Dr. Sarah Frias-Torres is an oceanographer and marine ecologist with active research on how coral reefs and marine megafauna can recover from overfishing and survive climate change.
As Senior Research Fellow in Climate Philanthropy, Sarah is investigating how to establish connections between key climate solutions and the most effective philanthropic strategies to scale them. She is also a Research Collaborator with the Smithsonian National Museum of Natural History in Washington, D.C. and the Smithsonian Marine Station in Fort Pierce, Florida.
Prior to joining Project Drawdown, Sarah was the Senior Strategy Manager for the Coral Reefs Program at Vulcan Inc—a private company founded by Paul G. Allen (co-founder of Microsoft). She also advised the Paul G. Allen Family Foundation. During that time, she developed global research projects to implement coral reef restoration solutions adapted to climate change.

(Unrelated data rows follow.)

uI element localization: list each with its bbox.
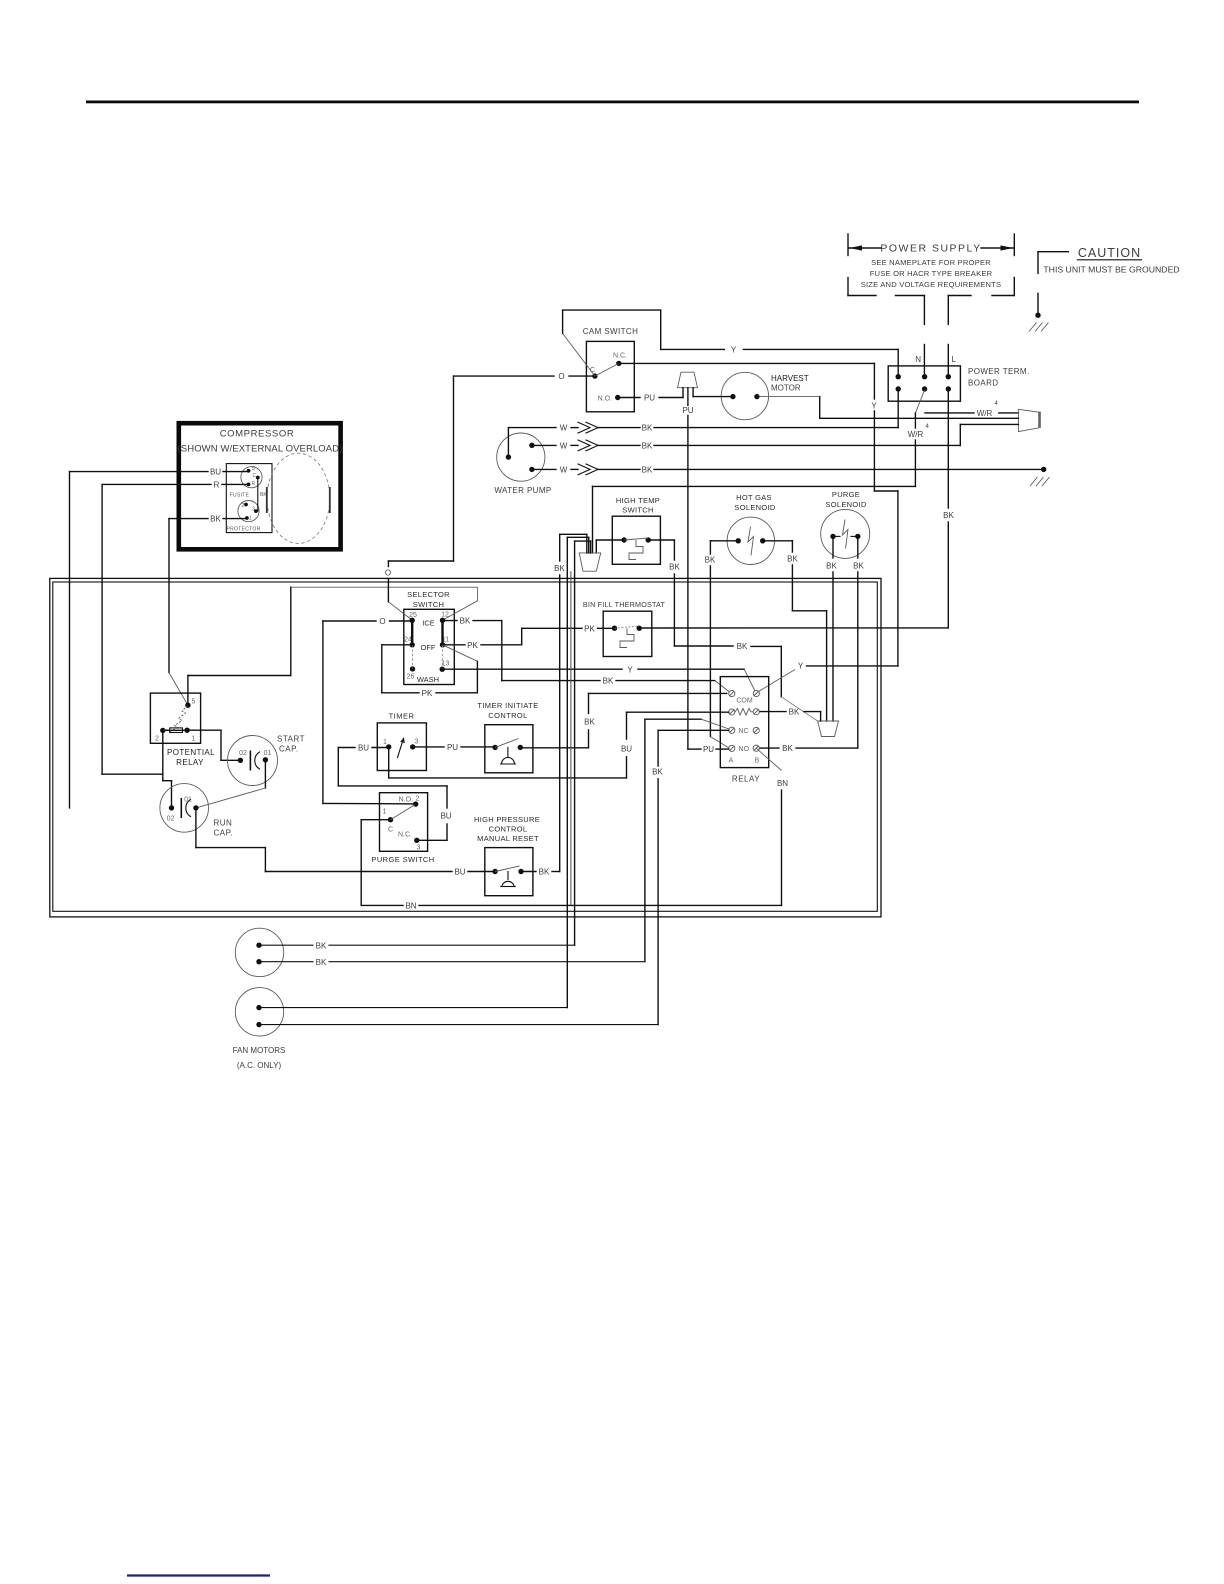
svg-text:W/R: W/R: [908, 430, 924, 439]
svg-text:2: 2: [242, 503, 245, 509]
svg-text:1: 1: [249, 516, 252, 522]
wire Y selector 13 to relay COM-B: [442, 665, 755, 691]
svg-text:PK: PK: [467, 641, 478, 650]
wire O riser to purge switch NO-2: [323, 802, 416, 805]
wire selector 11/24 junction to relay COM-A (PK): [382, 645, 478, 698]
svg-text:ICE: ICE: [422, 619, 435, 628]
wire purge solenoid left BK to nut3: [826, 536, 837, 721]
water pump: [494, 433, 551, 495]
svg-text:CAP.: CAP.: [214, 829, 234, 838]
svg-text:CONTROL: CONTROL: [489, 825, 528, 834]
svg-text:BK: BK: [642, 466, 653, 475]
wire hot gas left BK to relay NO: [705, 541, 739, 748]
svg-text:BK: BK: [789, 708, 800, 717]
svg-text:02: 02: [167, 816, 175, 823]
svg-text:START: START: [277, 735, 305, 744]
svg-text:RELAY: RELAY: [732, 775, 760, 784]
svg-text:A: A: [729, 758, 734, 765]
wire nut (PU): [678, 372, 698, 397]
svg-text:24: 24: [404, 637, 412, 644]
svg-text:PU: PU: [682, 406, 693, 415]
svg-text:BK: BK: [652, 768, 663, 777]
svg-text:MANUAL RESET: MANUAL RESET: [477, 834, 539, 843]
svg-text:BU: BU: [440, 812, 451, 821]
svg-text:FAN MOTORS: FAN MOTORS: [233, 1046, 286, 1055]
purge switch: [371, 793, 434, 864]
svg-text:PU: PU: [703, 745, 714, 754]
svg-text:BK: BK: [316, 958, 327, 967]
wire relay coil B2 BK to nut3: [760, 708, 821, 721]
timer initiate control: [477, 701, 538, 773]
connector plug: [1018, 409, 1040, 431]
wire BU timer-1 to relay coil A2: [389, 712, 729, 778]
wire PU to relay NO-A: [688, 745, 729, 754]
wire nut2 to fan motor 2 upper: [567, 537, 588, 1007]
svg-text:O: O: [379, 617, 385, 626]
wire W line2 (water pump to plug): [532, 440, 960, 451]
svg-text:NO: NO: [739, 746, 750, 753]
svg-text:PROTECTOR: PROTECTOR: [227, 527, 261, 533]
svg-text:02: 02: [239, 750, 247, 757]
wire BN relay NO-B to purge switch C: [361, 748, 788, 910]
wire W/R slant from term board to nut riser: [908, 390, 930, 486]
wire O into cam switch C: [454, 372, 595, 381]
svg-text:3: 3: [417, 845, 421, 852]
svg-text:COM: COM: [736, 698, 753, 705]
svg-text:BK: BK: [603, 677, 614, 686]
svg-text:PK: PK: [422, 689, 433, 698]
svg-text:N: N: [915, 355, 921, 364]
svg-text:WASH: WASH: [417, 675, 439, 684]
svg-text:BK: BK: [260, 492, 267, 498]
wire BU into timer 1: [338, 744, 451, 841]
wire nut 2: [579, 553, 601, 571]
svg-text:POTENTIAL: POTENTIAL: [167, 748, 215, 757]
svg-text:(SHOWN W/EXTERNAL OVERLOAD): (SHOWN W/EXTERNAL OVERLOAD): [178, 444, 343, 455]
svg-text:BN: BN: [777, 779, 788, 788]
svg-text:SIZE AND VOLTAGE REQUIREMENTS: SIZE AND VOLTAGE REQUIREMENTS: [861, 280, 1002, 289]
svg-text:(A.C. ONLY): (A.C. ONLY): [237, 1061, 282, 1070]
svg-text:POWER SUPPLY: POWER SUPPLY: [880, 243, 981, 255]
wire relay1 to start cap 02: [187, 730, 240, 760]
control box (double border): [50, 578, 881, 917]
svg-text:BK: BK: [669, 563, 680, 572]
wire high temp left to nut2: [596, 540, 624, 553]
svg-text:BK: BK: [853, 562, 864, 571]
ground (caution): [1029, 293, 1049, 331]
purge solenoid: [821, 490, 870, 558]
svg-text:PU: PU: [644, 394, 655, 403]
svg-text:N.O.: N.O.: [598, 396, 612, 403]
svg-text:SEE NAMEPLATE FOR PROPER: SEE NAMEPLATE FOR PROPER: [871, 258, 991, 267]
wire N from power supply: [915, 296, 924, 375]
svg-text:N.O.: N.O.: [399, 797, 413, 804]
svg-text:2: 2: [155, 736, 159, 743]
wire O cam-switch loop down to selector 25: [385, 376, 454, 602]
svg-text:SOLENOID: SOLENOID: [825, 500, 866, 509]
wire PU down from nut to relay NO: [682, 388, 693, 749]
svg-text:BOARD: BOARD: [968, 379, 998, 388]
svg-text:SELECTOR: SELECTOR: [407, 590, 450, 599]
svg-text:PURGE SWITCH: PURGE SWITCH: [371, 855, 434, 864]
wire R compressor: [102, 481, 248, 775]
wire BU run cap 01 to high pressure control: [196, 808, 495, 877]
wire BK compressor: [169, 515, 247, 706]
svg-text:2: 2: [416, 796, 420, 803]
svg-text:BK: BK: [460, 617, 471, 626]
wire BK term board right down to thermostat: [639, 389, 954, 628]
svg-text:HOT GAS: HOT GAS: [736, 493, 772, 502]
svg-text:NC: NC: [738, 728, 748, 735]
svg-text:3: 3: [415, 739, 419, 746]
svg-text:B: B: [755, 758, 760, 765]
compressor: [178, 423, 343, 549]
wire cam N.C. to right side (Y): [619, 363, 898, 666]
svg-text:C: C: [388, 827, 393, 834]
svg-text:1: 1: [383, 809, 387, 816]
wire W line1 (water pump to term board): [508, 389, 898, 457]
wire Y right side to relay COM-B: [759, 662, 898, 692]
wire purge solenoid right BK to relay NO-B: [760, 536, 864, 753]
svg-text:BK: BK: [782, 744, 793, 753]
svg-text:W: W: [560, 424, 568, 433]
svg-text:W/R: W/R: [977, 409, 993, 418]
svg-text:HIGH TEMP: HIGH TEMP: [616, 496, 660, 505]
svg-text:BK: BK: [737, 642, 748, 651]
bin fill thermostat: [583, 600, 666, 657]
svg-text:25: 25: [409, 612, 417, 619]
high pressure control: [474, 815, 540, 896]
wire cam top loop (Y) to term board: [563, 310, 899, 376]
svg-text:HARVEST: HARVEST: [771, 374, 809, 383]
svg-text:BN: BN: [405, 902, 416, 911]
wire nut2 bottom tail: [570, 571, 572, 905]
wire cam N.O. PU to wire nut: [618, 394, 683, 403]
svg-text:TIMER: TIMER: [389, 712, 415, 721]
power supply label: [861, 243, 1002, 290]
wire BK high pressure right to nut2: [521, 534, 587, 876]
svg-text:BU: BU: [454, 868, 465, 877]
wire O purge switch riser to selector 25: [323, 617, 412, 803]
svg-text:O: O: [558, 372, 564, 381]
svg-text:PK: PK: [584, 624, 595, 633]
svg-text:MOTOR: MOTOR: [771, 384, 801, 393]
svg-text:PU: PU: [447, 743, 458, 752]
wire high temp right BK to relay area: [648, 540, 817, 721]
svg-text:BK: BK: [584, 717, 595, 726]
svg-text:TIMER INITIATE: TIMER INITIATE: [477, 701, 538, 710]
fan motor 1: [235, 928, 645, 976]
svg-text:CAUTION: CAUTION: [1078, 246, 1141, 260]
svg-text:N.C.: N.C.: [613, 353, 627, 360]
svg-text:BK: BK: [943, 511, 954, 520]
wire nut2 to fan motor 1 upper: [575, 541, 591, 945]
svg-text:SWITCH: SWITCH: [622, 506, 653, 515]
svg-text:BU: BU: [621, 745, 632, 754]
svg-text:R: R: [252, 481, 256, 487]
svg-text:5: 5: [192, 699, 196, 706]
svg-text:BU: BU: [210, 468, 221, 477]
wire harvest motor to plug line2: [757, 397, 1019, 419]
wire fan motor BK to relay NC-A (lower): [652, 730, 729, 1024]
svg-text:POWER TERM.: POWER TERM.: [968, 367, 1030, 376]
svg-text:WATER PUMP: WATER PUMP: [494, 486, 551, 495]
relay: [720, 677, 768, 784]
svg-text:OFF: OFF: [421, 643, 436, 652]
wire C to protector 3: [258, 478, 268, 512]
svg-text:Y: Y: [871, 402, 877, 411]
svg-text:FUSITE: FUSITE: [230, 493, 250, 499]
cam switch: [583, 327, 639, 412]
compressor fusite terminals: [230, 466, 262, 499]
harvest motor: [693, 372, 809, 419]
power supply bracket: [848, 234, 1014, 296]
svg-text:N.C.: N.C.: [398, 832, 412, 839]
svg-text:BK: BK: [787, 555, 798, 564]
svg-text:3: 3: [252, 507, 255, 513]
start cap: [228, 735, 305, 786]
svg-text:BK: BK: [826, 562, 837, 571]
svg-text:C: C: [253, 473, 257, 479]
svg-text:W: W: [560, 442, 568, 451]
svg-text:CAP.: CAP.: [279, 745, 299, 754]
svg-text:BIN FILL THERMOSTAT: BIN FILL THERMOSTAT: [583, 600, 666, 609]
svg-text:01: 01: [184, 797, 192, 804]
svg-text:SWITCH: SWITCH: [413, 600, 444, 609]
svg-text:12: 12: [441, 612, 449, 619]
svg-text:O: O: [385, 569, 391, 578]
svg-text:1: 1: [383, 739, 387, 746]
high temp switch: [612, 496, 660, 564]
timer: [377, 712, 426, 771]
svg-text:HIGH PRESSURE: HIGH PRESSURE: [474, 815, 540, 824]
svg-text:13: 13: [442, 661, 450, 668]
svg-text:BK: BK: [642, 442, 653, 451]
run cap: [160, 784, 233, 838]
caution note: [1038, 246, 1180, 275]
wire W line3 (water pump to ground): [532, 464, 1044, 475]
wire PK selector 11 to bin thermostat: [443, 624, 615, 650]
wire start cap 01 to run cap right: [196, 760, 266, 808]
svg-text:CAM SWITCH: CAM SWITCH: [583, 327, 639, 336]
svg-text:BK: BK: [316, 941, 327, 950]
svg-text:THIS UNIT MUST BE GROUNDED: THIS UNIT MUST BE GROUNDED: [1043, 265, 1179, 275]
svg-text:26: 26: [407, 674, 415, 681]
wire R to relay2 junction: [102, 773, 163, 775]
wire relay2 to run cap 02: [163, 730, 172, 808]
svg-text:W: W: [560, 466, 568, 475]
svg-text:PURGE: PURGE: [832, 490, 860, 499]
svg-text:BU: BU: [358, 744, 369, 753]
potential relay: [150, 693, 215, 767]
ground (right): [1030, 467, 1050, 486]
wire hot gas right BK to nut3: [763, 541, 827, 721]
wire PU timer 3 to timer initiate: [413, 743, 495, 752]
power term board: [888, 366, 1029, 401]
svg-text:BK: BK: [539, 868, 550, 877]
svg-text:CONTROL: CONTROL: [488, 711, 527, 720]
svg-text:Y: Y: [731, 346, 737, 355]
wire plug line3 down to W line2: [960, 424, 1018, 445]
svg-text:01: 01: [264, 750, 272, 757]
fan motor 2: [233, 988, 658, 1070]
wire from W/R riser down-left to nut2: [593, 486, 916, 553]
wire timer initiate BK to relay COM-A: [520, 693, 727, 747]
svg-text:R: R: [214, 481, 220, 490]
selector switch: [292, 587, 478, 684]
svg-text:Y: Y: [798, 662, 804, 671]
wire BU compressor: [70, 468, 249, 808]
svg-text:Y: Y: [627, 665, 633, 674]
svg-text:COMPRESSOR: COMPRESSOR: [220, 429, 295, 440]
wire W/R line1 to plug: [925, 401, 1018, 418]
wire relay5 up to selector 12 banner: [188, 587, 291, 705]
svg-text:BK: BK: [210, 515, 221, 524]
wire fan motor BK to relay NC-A (upper): [645, 719, 729, 962]
svg-text:1: 1: [192, 736, 196, 743]
svg-text:BK: BK: [554, 564, 565, 573]
wire L from power supply: [948, 296, 956, 375]
compressor protector terminals: [227, 501, 261, 533]
svg-text:BK: BK: [642, 424, 653, 433]
svg-text:FUSE OR HACR TYPE BREAKER: FUSE OR HACR TYPE BREAKER: [870, 269, 993, 278]
hot gas solenoid: [727, 493, 776, 565]
wire nut 3: [818, 721, 839, 737]
svg-text:SOLENOID: SOLENOID: [734, 503, 775, 512]
wire BK selector 12 to relay COM-A: [443, 617, 730, 692]
svg-text:BK: BK: [705, 556, 716, 565]
svg-text:RUN: RUN: [214, 819, 233, 828]
svg-text:L: L: [952, 355, 957, 364]
svg-text:RELAY: RELAY: [176, 758, 204, 767]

Sarah earned a B.Sc. in Marine Ecology from the University of Barcelona, Spain, and an M.Sc. in Marine Conservation from the University of Bangor, U.K., where she studied the ecology of sea urchins in the Mediterranean Sea. She was then recruited through the Fulbright program to complete her doctoral studies in the U.S. Sarah earned a Ph.D. in Biological Oceanography from the Florida Institute of Technology, where she studied the life history of migratory syngnathid fish (pipefishes) that rely on Gulf Stream dynamics to migrate between Florida freshwater systems and the Sargasso Sea. During her postdoctoral research, she studied the behavioral ecology of endangered megafish connecting mangroves and coral reefs in Florida and the Caribbean Sea. She has led large-scale coral reef restoration projects in Seychelles, Indian Ocean, where she developed biomimicry-based solutions to scale up restoration implementation.
She is a Fulbright Fellow, a former Schmidt Ocean Institute Research Fellow, and a National Research Council Postdoc Fellow. She has worked at the National Oceanic and Atmospheric Administration (NOAA), the National Aeronautics and Space Administration (NASA)-Kennedy Space Center, and has been a chief scientist consultant for the United Nations Development Program (UNDP). Sarah is committed to science communication and outreach using art, social media, documentary filmmaking, and broadcast media (TV and radio).